Récit historique
L’histoire de la Conquête des Mers n’est rien d’autre qu’un martyrologe humain et l’on nomma “navires” les chambres de tortures où furent condamnés ceux qui défièrent les dieux de l’Espace et du Temps.
Cette opinion est naturellement en complet désaccord avec celle de l’immense majorité des livres qui traitent du plaisant sujet de la vie sur les océans. Je suis tout à fait conscient d’exprimer ici un sentiment qui ne manquera pas de faire se récrier de très nombreux et très honnêtes citoyens. Que deviennent alors les joyeuses chansons et les glorieuses histoires de “marche ou crève” des vétérans des anciennes guerres ? Que devient l’aimable image du “mathurin” portant son perroquet sur l’épaule et sa bouteille à la main, haranguant une foule béate d’admiration, dans les sombres recoins d’un cabaret bruyant ? Tout ce pittoresque n’aurait-il donc rien de commun avec la simple vérité ? La vie du marin n’était-elle vraiment qu’une longue et cruelle suite de misères et de souffrances, de faims, de soifs, de tortures physiques, un véritable avant-goût, sur la terre, de la vie de l’enfer ?
Avant l’apparition des navires modernes, c’est-à-dire jusqu’à l’orée du XXe siècle, la vie à bord était quelque chose d’indigne pour des créatures humaines originellement faites à l’image de Dieu. Et son ultime récompense était un sac de vieille toile en guise de linceul ou quelques précaires années à l’asile des pauvres.
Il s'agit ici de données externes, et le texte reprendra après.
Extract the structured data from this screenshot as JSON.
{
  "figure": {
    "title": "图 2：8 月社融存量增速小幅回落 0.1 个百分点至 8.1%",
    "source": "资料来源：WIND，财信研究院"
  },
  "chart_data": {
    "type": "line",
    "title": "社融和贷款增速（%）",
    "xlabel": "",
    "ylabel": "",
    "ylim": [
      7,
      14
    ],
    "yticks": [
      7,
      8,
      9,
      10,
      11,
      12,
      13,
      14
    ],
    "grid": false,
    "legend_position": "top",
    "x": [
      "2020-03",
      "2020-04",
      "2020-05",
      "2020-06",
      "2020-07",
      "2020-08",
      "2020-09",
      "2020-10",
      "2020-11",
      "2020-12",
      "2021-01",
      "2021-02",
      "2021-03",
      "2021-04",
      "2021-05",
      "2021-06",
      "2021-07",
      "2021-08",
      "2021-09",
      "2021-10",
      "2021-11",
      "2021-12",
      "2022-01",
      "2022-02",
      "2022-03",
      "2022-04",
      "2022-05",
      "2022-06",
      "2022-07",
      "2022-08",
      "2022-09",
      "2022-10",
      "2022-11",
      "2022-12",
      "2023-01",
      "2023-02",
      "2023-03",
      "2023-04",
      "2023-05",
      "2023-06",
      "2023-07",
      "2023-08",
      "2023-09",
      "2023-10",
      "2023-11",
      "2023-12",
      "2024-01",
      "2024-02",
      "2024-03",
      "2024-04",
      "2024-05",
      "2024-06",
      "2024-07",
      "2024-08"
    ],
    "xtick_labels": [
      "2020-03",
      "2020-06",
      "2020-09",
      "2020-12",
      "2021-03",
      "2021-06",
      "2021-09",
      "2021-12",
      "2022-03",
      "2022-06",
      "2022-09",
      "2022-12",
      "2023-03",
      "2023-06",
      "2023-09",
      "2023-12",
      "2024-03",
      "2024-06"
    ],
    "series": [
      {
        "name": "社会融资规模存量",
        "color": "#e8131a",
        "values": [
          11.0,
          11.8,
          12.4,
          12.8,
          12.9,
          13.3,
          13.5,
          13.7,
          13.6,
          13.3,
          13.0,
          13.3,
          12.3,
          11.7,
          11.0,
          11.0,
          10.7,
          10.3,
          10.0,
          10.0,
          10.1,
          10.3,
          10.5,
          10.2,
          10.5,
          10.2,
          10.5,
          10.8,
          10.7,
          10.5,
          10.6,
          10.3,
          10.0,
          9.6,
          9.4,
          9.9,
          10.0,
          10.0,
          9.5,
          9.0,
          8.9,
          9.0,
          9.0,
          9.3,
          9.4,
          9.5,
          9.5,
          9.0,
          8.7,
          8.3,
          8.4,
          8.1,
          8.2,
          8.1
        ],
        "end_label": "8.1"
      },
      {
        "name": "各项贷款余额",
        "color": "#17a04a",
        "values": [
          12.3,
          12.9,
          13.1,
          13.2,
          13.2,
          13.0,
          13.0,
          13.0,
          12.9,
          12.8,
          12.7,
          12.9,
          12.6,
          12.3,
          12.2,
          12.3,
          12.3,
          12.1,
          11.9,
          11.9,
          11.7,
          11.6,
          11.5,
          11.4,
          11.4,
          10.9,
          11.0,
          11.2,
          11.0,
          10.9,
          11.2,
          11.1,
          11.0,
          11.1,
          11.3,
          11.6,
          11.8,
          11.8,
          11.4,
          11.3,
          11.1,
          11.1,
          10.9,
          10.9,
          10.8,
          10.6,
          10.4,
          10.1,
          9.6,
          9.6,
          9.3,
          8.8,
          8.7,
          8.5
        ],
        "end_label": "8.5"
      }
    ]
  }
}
Mais oui, voilà exactement ce que c’était et je vais essayer de vous le dire dans ce livre aussi pertinemment que je pourrai. Je ne sais pas ce qu’en penseront ceux qui ignorent les horreurs et la solitude de l’immensité mouvante, mais une seule opinion compte pour moi, celle des hommes qui, par leur propre expérience, savent vraiment ce que signifient ces terribles mots : “une vie à la mer”.